Mrs. Toll plans to devote one day a week to the third graders. (She has her own construction company, Swan Development Corp.) Principal Nancy Donahue pinpoints a problem with such highly targeted charity: “There’s going to be an element of jealously. . . . People will want to know whey their child wasn’t picked. It’s unfortunate that all the children can’t be picked, but we should be happy for those that are.” Need I point out that in a country as wealthy as ours, it is only the unconscionable maldistribution of wealth and an unfair taxing system that keeps us from having publicly supported access to tertiary education.

(Actually, our whole city and country would be in less of a mess if the minority—and majority—students were using their current access to junior and senior high less wastefully than they are; we must guard against the college degree fallacy—some of the Americans I most admire, from I. F. Stone on the left to William Safire on the right, never finished college. It’s character and applied intelligence we need more of, not phony baloney degrees.)

I have many fewer problems with black Chicago idealist Gil Walker. (See George F. Will, “On the ball court after midnight, learning the rules of more than one game,” Inquirer, 10/10.90, p. 18A.) The forty-one-year-old Walker works for the Chicago Housing Authority where he has very good reason to know what empty hands and heads in the projects are wont to do. (Eighty percent of the sixteen ten-man teams he has fashioned into the Midnight Basketball League for $90,000—about what it cost to jail three men for a year—come from those notorious Chicago projects large enough to be Illinois’ second-largest city. There are a hundred gangs in Chicago with an estimated thirty thousand members.)

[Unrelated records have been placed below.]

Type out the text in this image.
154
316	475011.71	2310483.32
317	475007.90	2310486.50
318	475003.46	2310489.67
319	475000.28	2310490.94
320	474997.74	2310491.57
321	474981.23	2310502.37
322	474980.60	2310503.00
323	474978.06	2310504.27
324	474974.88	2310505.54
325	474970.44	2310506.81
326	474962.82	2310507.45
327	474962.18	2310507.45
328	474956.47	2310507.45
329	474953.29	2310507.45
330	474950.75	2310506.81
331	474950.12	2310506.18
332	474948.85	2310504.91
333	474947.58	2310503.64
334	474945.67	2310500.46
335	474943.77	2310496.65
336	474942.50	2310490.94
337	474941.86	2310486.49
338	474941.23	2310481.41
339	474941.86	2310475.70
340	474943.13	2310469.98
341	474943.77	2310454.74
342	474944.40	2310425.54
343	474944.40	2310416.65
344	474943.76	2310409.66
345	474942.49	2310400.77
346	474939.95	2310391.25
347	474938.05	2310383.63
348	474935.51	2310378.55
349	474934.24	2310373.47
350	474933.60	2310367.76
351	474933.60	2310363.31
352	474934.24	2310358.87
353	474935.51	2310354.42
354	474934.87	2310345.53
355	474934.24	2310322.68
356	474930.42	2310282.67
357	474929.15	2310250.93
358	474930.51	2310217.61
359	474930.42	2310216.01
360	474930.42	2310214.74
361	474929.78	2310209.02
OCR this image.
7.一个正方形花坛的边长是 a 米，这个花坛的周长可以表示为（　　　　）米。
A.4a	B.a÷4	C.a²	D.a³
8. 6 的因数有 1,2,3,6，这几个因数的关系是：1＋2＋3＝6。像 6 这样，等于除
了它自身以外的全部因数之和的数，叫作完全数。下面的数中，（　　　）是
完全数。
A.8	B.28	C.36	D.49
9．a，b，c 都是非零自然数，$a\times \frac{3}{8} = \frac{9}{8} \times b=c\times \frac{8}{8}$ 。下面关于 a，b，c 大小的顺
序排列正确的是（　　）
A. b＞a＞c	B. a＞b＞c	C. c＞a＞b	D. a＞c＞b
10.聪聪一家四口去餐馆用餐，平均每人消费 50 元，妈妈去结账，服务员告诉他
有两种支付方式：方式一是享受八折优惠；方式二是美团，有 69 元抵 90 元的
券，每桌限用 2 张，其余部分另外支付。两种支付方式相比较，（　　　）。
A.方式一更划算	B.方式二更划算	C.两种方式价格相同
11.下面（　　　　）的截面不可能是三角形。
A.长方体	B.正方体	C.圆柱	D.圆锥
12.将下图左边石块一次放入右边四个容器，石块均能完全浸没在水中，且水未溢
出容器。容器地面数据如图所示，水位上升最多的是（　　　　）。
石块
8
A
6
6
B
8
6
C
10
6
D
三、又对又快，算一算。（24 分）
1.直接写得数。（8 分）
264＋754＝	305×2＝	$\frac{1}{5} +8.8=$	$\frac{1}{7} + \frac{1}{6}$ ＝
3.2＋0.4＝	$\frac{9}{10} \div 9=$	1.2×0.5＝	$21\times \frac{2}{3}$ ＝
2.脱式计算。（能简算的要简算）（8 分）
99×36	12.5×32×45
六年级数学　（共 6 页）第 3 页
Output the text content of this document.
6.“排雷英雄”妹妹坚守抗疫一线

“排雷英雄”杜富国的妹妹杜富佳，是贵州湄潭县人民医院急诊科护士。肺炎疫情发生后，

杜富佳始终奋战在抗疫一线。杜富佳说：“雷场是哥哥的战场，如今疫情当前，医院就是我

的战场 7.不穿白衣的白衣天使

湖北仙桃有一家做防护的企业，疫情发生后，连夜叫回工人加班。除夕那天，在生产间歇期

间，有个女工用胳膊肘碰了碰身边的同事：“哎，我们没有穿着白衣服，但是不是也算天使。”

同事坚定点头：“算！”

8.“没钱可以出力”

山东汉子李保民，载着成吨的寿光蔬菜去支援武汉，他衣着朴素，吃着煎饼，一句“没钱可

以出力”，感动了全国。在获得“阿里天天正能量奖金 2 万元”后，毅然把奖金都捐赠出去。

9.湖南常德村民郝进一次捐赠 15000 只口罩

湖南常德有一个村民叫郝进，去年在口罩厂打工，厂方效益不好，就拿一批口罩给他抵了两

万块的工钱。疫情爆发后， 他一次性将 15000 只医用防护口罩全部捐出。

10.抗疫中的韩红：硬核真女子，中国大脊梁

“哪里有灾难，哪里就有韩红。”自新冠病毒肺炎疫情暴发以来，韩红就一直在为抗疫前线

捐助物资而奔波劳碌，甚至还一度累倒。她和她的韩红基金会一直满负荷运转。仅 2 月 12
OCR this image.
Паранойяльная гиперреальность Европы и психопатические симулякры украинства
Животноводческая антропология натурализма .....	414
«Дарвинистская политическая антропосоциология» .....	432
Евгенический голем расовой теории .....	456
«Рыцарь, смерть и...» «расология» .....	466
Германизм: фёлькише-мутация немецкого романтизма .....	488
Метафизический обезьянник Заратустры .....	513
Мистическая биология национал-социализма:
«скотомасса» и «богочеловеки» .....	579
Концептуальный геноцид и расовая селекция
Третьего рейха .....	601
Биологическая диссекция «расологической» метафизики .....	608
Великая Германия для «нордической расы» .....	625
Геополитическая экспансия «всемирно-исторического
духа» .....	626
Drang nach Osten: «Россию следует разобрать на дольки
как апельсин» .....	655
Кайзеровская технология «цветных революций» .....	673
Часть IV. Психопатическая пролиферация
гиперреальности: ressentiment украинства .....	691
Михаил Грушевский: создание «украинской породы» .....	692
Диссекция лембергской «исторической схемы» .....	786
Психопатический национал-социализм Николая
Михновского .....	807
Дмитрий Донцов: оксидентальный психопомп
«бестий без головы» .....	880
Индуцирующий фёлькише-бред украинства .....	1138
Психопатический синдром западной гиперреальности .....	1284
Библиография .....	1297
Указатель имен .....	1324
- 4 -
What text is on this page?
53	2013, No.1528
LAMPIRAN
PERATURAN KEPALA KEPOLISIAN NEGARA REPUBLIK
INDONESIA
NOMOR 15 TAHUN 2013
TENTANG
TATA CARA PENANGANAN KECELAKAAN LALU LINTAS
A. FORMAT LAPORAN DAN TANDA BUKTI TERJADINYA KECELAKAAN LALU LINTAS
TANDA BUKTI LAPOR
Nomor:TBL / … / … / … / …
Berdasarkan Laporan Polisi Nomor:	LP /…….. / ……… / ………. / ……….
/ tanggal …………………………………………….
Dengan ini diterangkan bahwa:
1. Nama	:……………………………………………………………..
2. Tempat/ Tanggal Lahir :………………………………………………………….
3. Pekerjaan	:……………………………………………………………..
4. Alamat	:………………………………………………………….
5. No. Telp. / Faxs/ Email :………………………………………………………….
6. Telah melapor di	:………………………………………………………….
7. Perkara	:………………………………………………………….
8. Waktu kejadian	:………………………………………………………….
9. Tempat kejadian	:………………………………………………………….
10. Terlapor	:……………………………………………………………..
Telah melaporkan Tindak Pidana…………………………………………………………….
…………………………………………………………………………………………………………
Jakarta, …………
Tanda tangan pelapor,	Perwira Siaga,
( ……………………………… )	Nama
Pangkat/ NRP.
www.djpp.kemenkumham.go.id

What qualifies an eighteen- to twenty-five year old for the MBL? You have to attend practices once a week and be what Walker calls a “successful individual,” which he defines as “anyone taking care of a family.” After each game the players get a dose of Gospel according to Gil. This sock-it-to-them Socrates teases a definition of “manhood” out of his players.

Gil: “How many babies you got?”

MBLer: “Four.”

Gil: “How many are you taking care of? Tell me their teachers’ names. You don’t know? What kind of man are you?”

It would seem, a bigger and better one when they’ve absorbed Walker’s moral coaching, which might include how to look for a job, how to get along with co-workers, how to deal with a boss who “is on your case.”

Multiply the Tolls and the Walkers by the thousands and we might make it as a country. And David Duke wouldn’t stand a chance. Incidentally, I’m looking eagerly for the first Maecenas to give an equally Fair Deal to an elementary classroom in a poor white Appalachian town. Duke is thriving on the perceived threat that increasingly poor whites feel about the Land of Opportunity shrinking to a pitiable Wasteland of Opportunism, where golden parachuting rich abandon the poor. As things are, they have a right to be pissed, and to have a spokesman in David Duke.